Mr Daryl Ng, Deputy Chairman of Sino Group and Director of the Ng Teng Fong Charitable Foundation, said, 'Sino Group and the Ng Teng Fong Charitable Foundation are delighted to partner with The School of Nursing of HKUMed, The University of Hong Kong and eleven community partners and NGOs in this meaningful programme. We believe that the youth of Hong Kong is full of compassion and care for others, and with the ageing of the Hong Kong population, a particularly vulnerable group are the elderly.
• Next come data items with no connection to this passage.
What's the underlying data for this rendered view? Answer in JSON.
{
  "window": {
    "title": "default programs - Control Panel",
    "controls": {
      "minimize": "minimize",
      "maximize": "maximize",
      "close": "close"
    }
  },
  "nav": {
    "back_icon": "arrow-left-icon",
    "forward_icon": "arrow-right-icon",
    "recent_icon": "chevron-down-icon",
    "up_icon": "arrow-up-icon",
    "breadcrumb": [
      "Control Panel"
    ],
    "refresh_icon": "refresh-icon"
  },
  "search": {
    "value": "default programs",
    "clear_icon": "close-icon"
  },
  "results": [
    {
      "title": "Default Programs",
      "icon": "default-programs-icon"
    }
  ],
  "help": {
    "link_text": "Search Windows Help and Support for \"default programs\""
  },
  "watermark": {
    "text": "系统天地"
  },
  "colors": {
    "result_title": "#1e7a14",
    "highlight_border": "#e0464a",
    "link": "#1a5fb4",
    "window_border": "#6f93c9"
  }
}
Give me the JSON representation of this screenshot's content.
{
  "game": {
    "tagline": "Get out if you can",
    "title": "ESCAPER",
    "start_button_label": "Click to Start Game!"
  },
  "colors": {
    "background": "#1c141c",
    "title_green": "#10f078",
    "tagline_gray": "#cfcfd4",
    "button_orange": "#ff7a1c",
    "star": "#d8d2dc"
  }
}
Through pairing up youth volunteers with the elderly in need, we hope that a beneficial synergy can come about allowing the elderly to be cared for and the youth volunteers to learn important life lessons.'

Participating charitable organisations and NGOs in this Project include Aberdeen Kai-fong Welfare Association Social Service, Christian Family Service Centre, Evangelical Lutheran Church Social Service - Hong Kong, Haven of Hope Christian Service, The Lok Sin Tong Benevolent Society, Kowloon, Methodist Centre, The Neighbourhood Advice-Action Council, The Hong Kong Society for the Aged, Hong Kong Sheng Kung Hui Welfare Council Limited, United Christian Nethersole Community Health Service, and Hong Kong Young Women's Christian Association.